凭什么一而再、再而三的抢走梁遇。
晏启垂着眼,长长的睫毛在眼睑下投出一片浅影,遮住了眼底的阴鸷和暴戾。
可从骨子里透出的冷鸷阴冽气息,像是潮湿地窖里攀墙而长的藤,悄无声息蔓延至整个房间,寒浸浸的让人窒息。
晏启关掉手机,叫来了康良。
康良自打走进办公室,整个人浑身肌肉绷紧,连呼吸都刻意压轻缓了许多。
他跟了晏启快十年,之前只见过一次晏启浑身上下透着这般骇人的怒气。
那一次,是六年前。
他跟着晏启日夜不休的从国外飞回海城,去医院看望遭遇车祸的梁遇。
他只是去主治医生那里询问了一下梁遇的状况,再回到晏启身边时,晏启浑身上下就透着这般骇人的怒气。
他还没来得及弄清楚情况,晏启就直接走人了。
带着他去中东打了一场仗。
那一场仗,晏启下手阴狠慑人,直接掀了对方的老巢,对方首领当场向晏启跪地求饶。
晏启也因此得到了国外很多势力的支持。
今天康良又一次见到了浑身怒意骇人的晏启。
他有些担心,会不会今晚又要飞去中东了。
却不料,晏启只是冷声问他:
“方氏那边的股份,收购多少了?”
康良缓缓松了一口气,小心翼翼回答道:
“杰森那边已经收购百分之十五,私募那边现在持有百分之三十,加起来是百分之四十五,还不到控股的份额。”
话音一顿,康良低声提醒道:
“启少,梁小姐手里还有百分之六的股份。
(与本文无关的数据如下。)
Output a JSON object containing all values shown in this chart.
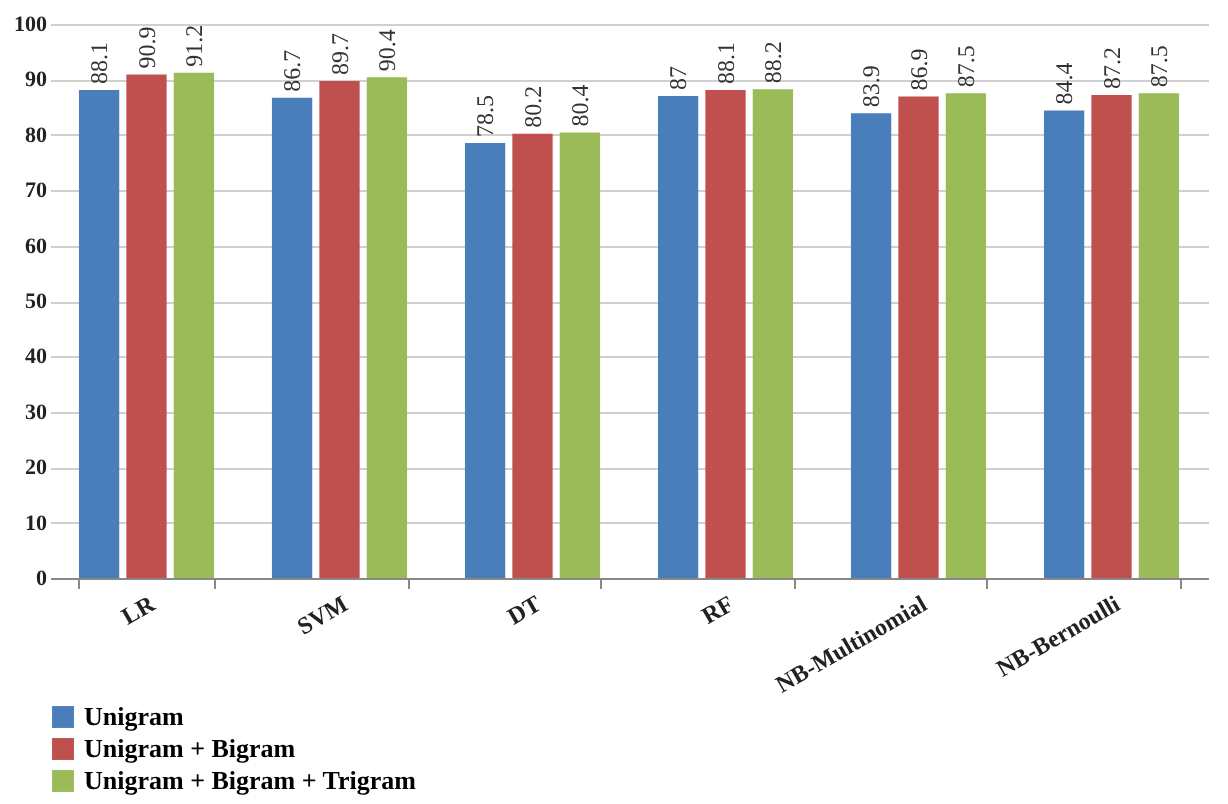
{
  "chart_data": {
    "type": "bar",
    "categories": [
      "LR",
      "SVM",
      "DT",
      "RF",
      "NB-Multinomial",
      "NB-Bernoulli"
    ],
    "series": [
      {
        "name": "Unigram",
        "color": "#4a7ebb",
        "values": [
          88.1,
          86.7,
          78.5,
          87,
          83.9,
          84.4
        ]
      },
      {
        "name": "Unigram + Bigram",
        "color": "#c0504d",
        "values": [
          90.9,
          89.7,
          80.2,
          88.1,
          86.9,
          87.2
        ]
      },
      {
        "name": "Unigram + Bigram + Trigram",
        "color": "#9bbb59",
        "values": [
          91.2,
          90.4,
          80.4,
          88.2,
          87.5,
          87.5
        ]
      }
    ],
    "ylim": [
      0,
      100
    ],
    "yticks": [
      0,
      10,
      20,
      30,
      40,
      50,
      60,
      70,
      80,
      90,
      100
    ],
    "grid": "y",
    "data_labels": true,
    "legend": "bottom left"
  }
}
”
只要晏启想买,梁遇手里的百分之六的股份,很容易就能拿到手。
晏启沉默几秒,沉声问:
“没有其他小股东了吗?”
康良如实回答:
“还有几个和方泽关系很好的小股东,要从他们手里买股份的话,要使点手段才行。”
晏启垂着眼睫,修长的食指轻点了两下桌面,节奏缓慢而笃定:
“那就使手段。”
梁遇自从发了消息给晏启后,一直不停的看手机。
手机屏幕刚熄灭,又被她重新唤醒。
可是她等了好久都没有等到晏启的回复。